そして、彼女は顔を僕の耳に近づけ、ささやく。
「前みたいにって、なに?ちゃんと言わないとわからないよ」
いつもよりゆっくりと、甘く、それでいて少し意地悪な感じで。
体が少しビクッとなってしまい。耳はより熱くなり、それが伝染するかのように顔、そして体全体が熱くなる。
「あ、あのっ、あ、頭、撫でてほしいです…」
そういうと、彼女は満足そうに微笑んで、手を僕の頭に添える。
ゆっくりと優しく手を動かす。
心地良い。
「あのね!今日がんばったの。前のバイトやめちゃったんだけどね、嫌だったけど、新しいアルバイト探したの!」
「そう…偉いね」
「えへへ…そうだよね。そうだよね。ぼくえらいよね?」
「そうだよ。偉いよ。
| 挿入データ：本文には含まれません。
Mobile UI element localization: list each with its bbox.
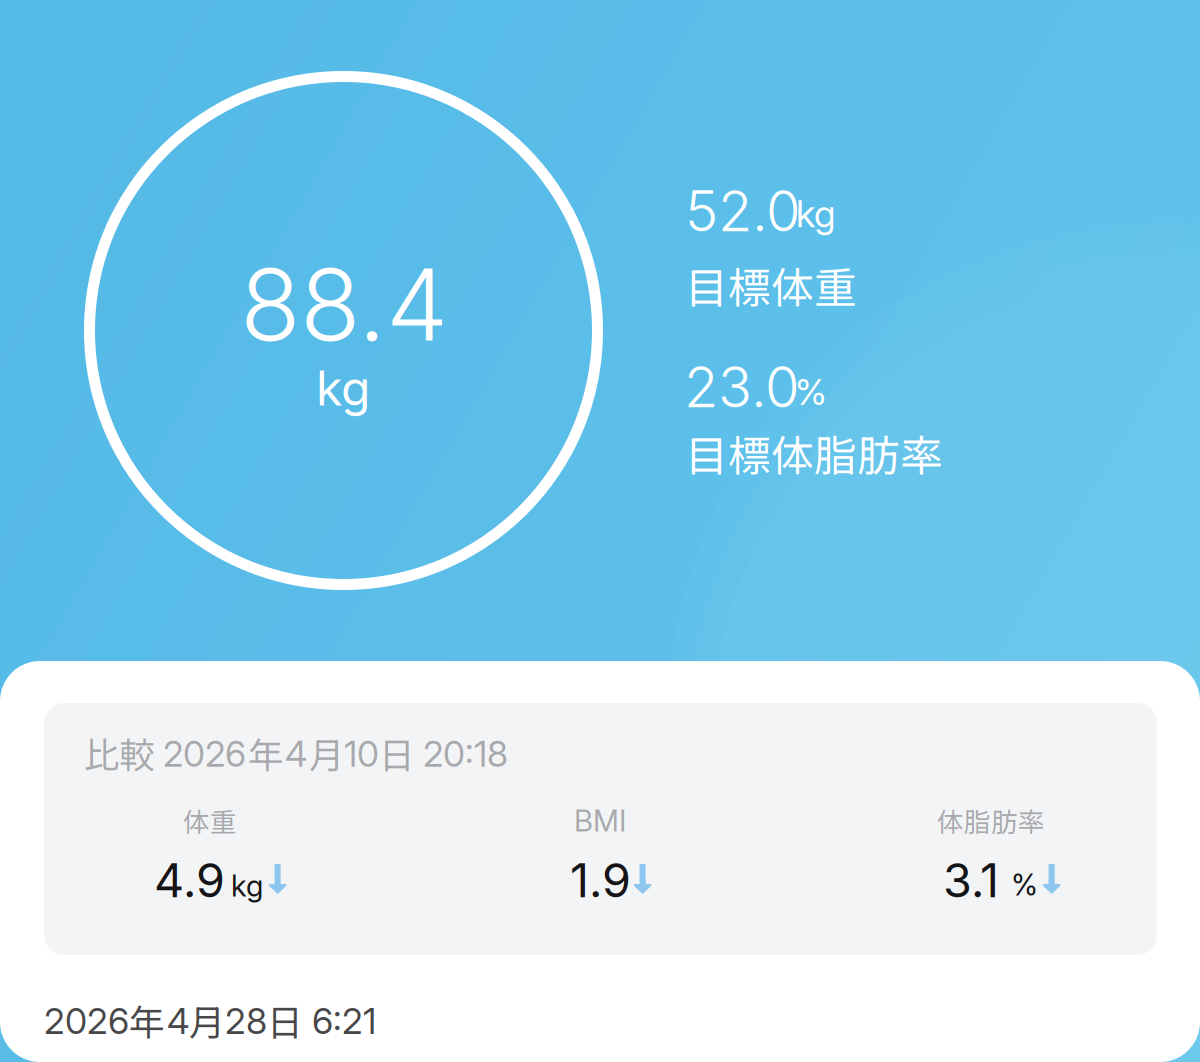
staticText: 比較 2026 年 4 月10日 20:18 [84,727,508,778]
button[interactable]: Current weight, 88.4 kilograms [84,71,603,590]
staticText: 23.0 [684,353,800,421]
staticText: 1.9 [570,852,631,908]
staticText: 2026年 4月28日 6:21 [44,994,376,1046]
staticText: 88.4 [240,245,448,364]
staticText: % [1011,867,1038,902]
staticText: kg [316,359,370,417]
staticText: 目標体重 [685,254,857,316]
staticText: % [795,370,827,414]
staticText: 52.0 [685,177,801,245]
staticText: kg [231,868,263,904]
staticText: 3.1 [943,852,999,908]
staticText: 4.9 [154,852,225,908]
staticText: kg [796,191,836,236]
button[interactable]: Comparison with April 10, 2026 at 20:18 [44,703,1157,955]
staticText: 体脂肪率 [937,801,1045,840]
staticText: 体重 [183,801,237,840]
button[interactable]: 52.0 [685,177,935,327]
button[interactable]: 23.0 [684,353,974,503]
staticText: 目標体脂肪率 [685,422,943,484]
staticText: BMI [574,803,626,838]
伊織ちゃんは、頑張り屋さんで偉いね」
その言葉を聞くと、ついつい表情が緩んでしまう。
そのまましばらくは、僕は自分の話をして、彼女は僕を褒め続けてくれて、時間が過ぎた。
心が満たされて、僕は尋ねる。
「ねえ、なんでこんなに優しくしてくれるの?」
彼女に目を合わせると、微笑んでいるままなのだけれど、少し困ったような、それでいて意地悪なような色を含む、判別のつかない複雑な表情をしていた。
「んー、秘密」
青井さんはそう言って、無言で僕を撫で続ける。
僕はそれ以上は尋ねなかった。
尋ねなかったというよりも、尋ねる勇気が僕にはなかった。
なんだか、この平穏が歪んでしまう気がしたから。
理由はなんであれ、彼女は優しい。それだけで十分だった。